Tanganyika : Faux ! Aucun massacre n’a fait 318 morts à Moba

Tanganyika : Faux ! Aucun massacre n’a fait 318 morts à Moba

Par Patient MBY

Au cours de la plénière de ce dimanche 15 juin, une minute de silence a été observée en mémoire des prétendues 318 personnes mortes dans une incursion à Moba, dans la province du Tanganyika. Contacté au téléphone, l’administrateur de ce territoire dément formellement ce bilan et précise que la situation est « relativement » calme dans son entité.

Le président de l’Assemblée nationale, Vital Kamerhe, qui a donné ce chiffre, indique qu’un certain seigneur de guerre autoproclamé a tué ces personnes et provoqué le déplacement forcé de plusieurs habitants dans des villages lors des affrontements enregistrés dans la soirée de ce dimanche. Selon Victor Kamfwa Kyongo, le bilan parvenu au président de la chambre basse serait un cumul des exactions de ce groupe rebelle qui se déclare « éléments d’autodéfense » actif à Moba depuis l’an 2017.

« Ce chiffre, nous sommes en train de l’entendre comme ça, mais moi-même, comme administrateur de ce territoire, je ne sais pas vous dire quel jour il y a eu cet affrontement qui a fait ça.

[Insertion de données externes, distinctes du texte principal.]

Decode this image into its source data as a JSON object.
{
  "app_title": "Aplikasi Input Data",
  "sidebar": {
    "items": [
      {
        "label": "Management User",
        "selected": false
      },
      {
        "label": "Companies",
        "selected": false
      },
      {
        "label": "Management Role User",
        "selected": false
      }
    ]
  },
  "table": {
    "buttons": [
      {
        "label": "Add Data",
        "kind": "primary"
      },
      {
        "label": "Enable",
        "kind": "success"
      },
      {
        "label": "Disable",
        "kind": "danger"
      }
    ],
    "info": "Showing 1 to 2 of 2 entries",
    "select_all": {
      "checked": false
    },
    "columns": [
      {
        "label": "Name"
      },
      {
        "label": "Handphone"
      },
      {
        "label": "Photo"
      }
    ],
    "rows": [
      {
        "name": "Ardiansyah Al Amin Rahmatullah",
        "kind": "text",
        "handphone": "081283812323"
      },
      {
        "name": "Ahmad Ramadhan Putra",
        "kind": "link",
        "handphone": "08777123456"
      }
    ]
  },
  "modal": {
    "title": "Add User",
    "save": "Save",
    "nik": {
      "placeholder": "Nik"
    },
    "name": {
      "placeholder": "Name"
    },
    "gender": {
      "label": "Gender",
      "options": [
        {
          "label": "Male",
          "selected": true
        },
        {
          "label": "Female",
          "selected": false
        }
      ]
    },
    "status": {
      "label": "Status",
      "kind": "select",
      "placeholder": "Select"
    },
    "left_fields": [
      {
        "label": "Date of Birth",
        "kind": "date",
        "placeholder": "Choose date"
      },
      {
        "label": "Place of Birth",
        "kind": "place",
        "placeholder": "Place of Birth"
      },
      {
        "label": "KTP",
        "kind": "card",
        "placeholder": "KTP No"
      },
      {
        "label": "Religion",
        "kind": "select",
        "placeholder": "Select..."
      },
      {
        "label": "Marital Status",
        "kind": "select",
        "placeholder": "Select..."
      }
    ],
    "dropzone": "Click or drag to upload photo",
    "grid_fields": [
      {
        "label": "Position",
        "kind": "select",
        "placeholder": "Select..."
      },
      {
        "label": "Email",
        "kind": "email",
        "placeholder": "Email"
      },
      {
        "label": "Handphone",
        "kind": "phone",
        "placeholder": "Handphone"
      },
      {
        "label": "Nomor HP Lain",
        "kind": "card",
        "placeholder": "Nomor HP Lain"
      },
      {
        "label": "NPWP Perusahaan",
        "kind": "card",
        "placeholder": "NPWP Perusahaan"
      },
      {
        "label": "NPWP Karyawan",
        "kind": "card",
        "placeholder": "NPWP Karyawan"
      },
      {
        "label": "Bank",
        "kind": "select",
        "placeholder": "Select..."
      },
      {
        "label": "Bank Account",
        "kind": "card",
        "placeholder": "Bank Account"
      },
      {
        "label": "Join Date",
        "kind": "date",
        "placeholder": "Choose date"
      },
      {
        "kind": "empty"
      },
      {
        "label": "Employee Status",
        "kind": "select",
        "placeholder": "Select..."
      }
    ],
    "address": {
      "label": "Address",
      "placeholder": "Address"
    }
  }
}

Ça doit être un cumul des actions menées par ce chef rebelle depuis qu’il a commencé en 2017 jusqu’à présent, parce qu’il se déguise des fois. Peut-être la sommation de plusieurs années et qui peut faire ce cumul de 300, tel que le président l’a dit, parce que je crois aussi qu’il aurait appris d’autres sources », a clarifié Victor Kamfwa Kyongo, administrateur du territoire de Moba joint au téléphone par REPORTER.CD.

Il confirme par ailleurs la présence d’un mouvement rebelle dirigé par Mutono Mukabila qui opère régulièrement dans la chefferie de Kansabala, en perpétuant des cas « isolés » de kidnapping, de tueries et de viols. Ce dernier aurait érigé plusieurs barrières à travers le territoire où il exige le paiement illégal des taxes aux agriculteurs, empêchant ainsi le bon déroulement des activités agricoles.

La même source affirme qu’un processus de désarmement initié depuis le mois de février 2025 reste en cours et que ce groupe avait même déposé deux armes à feu aux mains des services de sécurité, symbole de la cessation des hostilités en faveur de la paix. Cependant, il poursuit toujours son activisme.